Gloucestershire
        A Pivotal Round

The one minus point of this game was the loss of five wickets for just 36 runs. The only unlucky one was keeper Sam Smith. Devon was now struggling to reach 300 let alone 350 plus. Benton was still at the crease on 49 and the pressure was on Craig Donohue and Benton to pass the 300 within the 102 overs. Benton reached his deserved 50 (140 mins; 116 balls) the archives will be scoured to find the last occasion that four Devon batsman reached 50 in a seventeen’s innings. In the vital one hundredth and second over Benton took a single first ball to 296, ball two was a wide 297, ball four Donohue teed off but had not chalked his cue and ball five a classical cross batted swipe sent the ball somehow straight for four - 301 pressure over. The final seven balls were blocked we wanted to use the heavy roller next day. A vibrant rugby volleyball with the sixteen’s fully put in their place and time to consider the days play. The succinct and articulate comments from Captain Dan Hardy and Coach Jack Porter were really enlightening as they summed up the day perfectly. We had learnt to bat sessions, we must bat on and all the way down, we could and should have scored more and tomorrow was going to be a difficult day. Genuinely impressed with the input of both.

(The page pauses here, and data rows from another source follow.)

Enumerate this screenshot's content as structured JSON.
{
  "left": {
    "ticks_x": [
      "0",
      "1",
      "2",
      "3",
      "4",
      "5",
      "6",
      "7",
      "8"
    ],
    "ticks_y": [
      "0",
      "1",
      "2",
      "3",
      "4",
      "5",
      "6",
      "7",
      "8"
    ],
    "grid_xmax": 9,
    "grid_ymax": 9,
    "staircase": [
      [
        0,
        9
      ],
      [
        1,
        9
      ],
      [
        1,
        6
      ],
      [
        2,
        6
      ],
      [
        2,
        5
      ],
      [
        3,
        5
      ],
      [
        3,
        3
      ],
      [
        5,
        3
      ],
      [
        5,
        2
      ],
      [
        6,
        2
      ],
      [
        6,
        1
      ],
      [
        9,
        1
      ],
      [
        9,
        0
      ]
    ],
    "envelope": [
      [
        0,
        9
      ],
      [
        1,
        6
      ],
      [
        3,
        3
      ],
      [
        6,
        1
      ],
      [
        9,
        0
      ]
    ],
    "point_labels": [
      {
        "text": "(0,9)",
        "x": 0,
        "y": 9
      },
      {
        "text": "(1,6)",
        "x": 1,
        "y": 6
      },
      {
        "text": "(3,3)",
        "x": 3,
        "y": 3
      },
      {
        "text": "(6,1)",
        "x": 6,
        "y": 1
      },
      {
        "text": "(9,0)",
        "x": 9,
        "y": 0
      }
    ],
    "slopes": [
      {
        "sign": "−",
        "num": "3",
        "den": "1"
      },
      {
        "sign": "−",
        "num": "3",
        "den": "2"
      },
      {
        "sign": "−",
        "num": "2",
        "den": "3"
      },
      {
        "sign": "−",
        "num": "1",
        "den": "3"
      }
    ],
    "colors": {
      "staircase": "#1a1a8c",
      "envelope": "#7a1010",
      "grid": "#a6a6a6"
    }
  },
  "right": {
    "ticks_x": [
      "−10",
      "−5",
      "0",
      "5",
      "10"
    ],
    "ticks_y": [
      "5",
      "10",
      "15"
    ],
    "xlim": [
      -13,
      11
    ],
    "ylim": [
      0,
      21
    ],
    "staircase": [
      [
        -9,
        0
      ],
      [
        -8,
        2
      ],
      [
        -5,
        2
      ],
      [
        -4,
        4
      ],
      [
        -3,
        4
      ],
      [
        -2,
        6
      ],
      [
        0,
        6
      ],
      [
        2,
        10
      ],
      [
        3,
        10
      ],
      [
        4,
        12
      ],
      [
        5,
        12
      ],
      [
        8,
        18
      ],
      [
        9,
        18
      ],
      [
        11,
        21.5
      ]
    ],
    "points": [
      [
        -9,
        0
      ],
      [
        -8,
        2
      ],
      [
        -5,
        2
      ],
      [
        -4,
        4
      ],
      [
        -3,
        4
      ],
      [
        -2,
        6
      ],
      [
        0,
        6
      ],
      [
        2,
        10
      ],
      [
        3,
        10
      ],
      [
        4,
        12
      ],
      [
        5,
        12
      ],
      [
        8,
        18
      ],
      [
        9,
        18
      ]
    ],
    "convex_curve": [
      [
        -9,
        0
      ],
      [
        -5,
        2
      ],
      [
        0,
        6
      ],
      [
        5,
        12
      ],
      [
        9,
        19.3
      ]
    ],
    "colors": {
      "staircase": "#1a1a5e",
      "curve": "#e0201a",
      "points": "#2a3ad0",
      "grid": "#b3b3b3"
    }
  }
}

Heavy roller for seven minutes utilised, the plan was to use up four or five overs and get to 320. On a second beautiful day the game plan went nowhere. A maiden to Benton, two wides to Donohue, an allegedly unplayable ball to Donohue off bail removed (he could not claim any doubt on this one) and Devon were in the field. Donohue wanted the lacquer off the new ball so he went for 29 off five and Hyde bowled well up the hill. What was obvious to all was that Gegg and Gayle, the Gloucester openers were a class act and 380 would not have been sufficient let alone 303! Things ere now going downhill, Benton now an key bowler in this line up limped off a beneficiary of the Barton/Paignton feud as Whittle had taken him out in the warm up to cause a strain. The more mature spectators were having a field day ………. Then perhaps the pivotal moment of the game, we have all seen the pivotal round in Deal or No Deal and you really need Noel Edmunds to enunciate the scene. The scorer had warned us overnight that there might be some interesting running but at 11.53 am, thirty-eight minutes into the visitor’s innings both batters were at the crease at the sight screen end. Keeper Gegg played another perfect shot which his partner felt should increase the total to 40 ran and both batsman were in at the crease, it was all slow motion from here, Craig Donohue collected the ball sent a sensible throw to bowler Seward who neatly did the rest and a very disgruntled Gayle was on his way back. From a Devon viewpoint pure magic.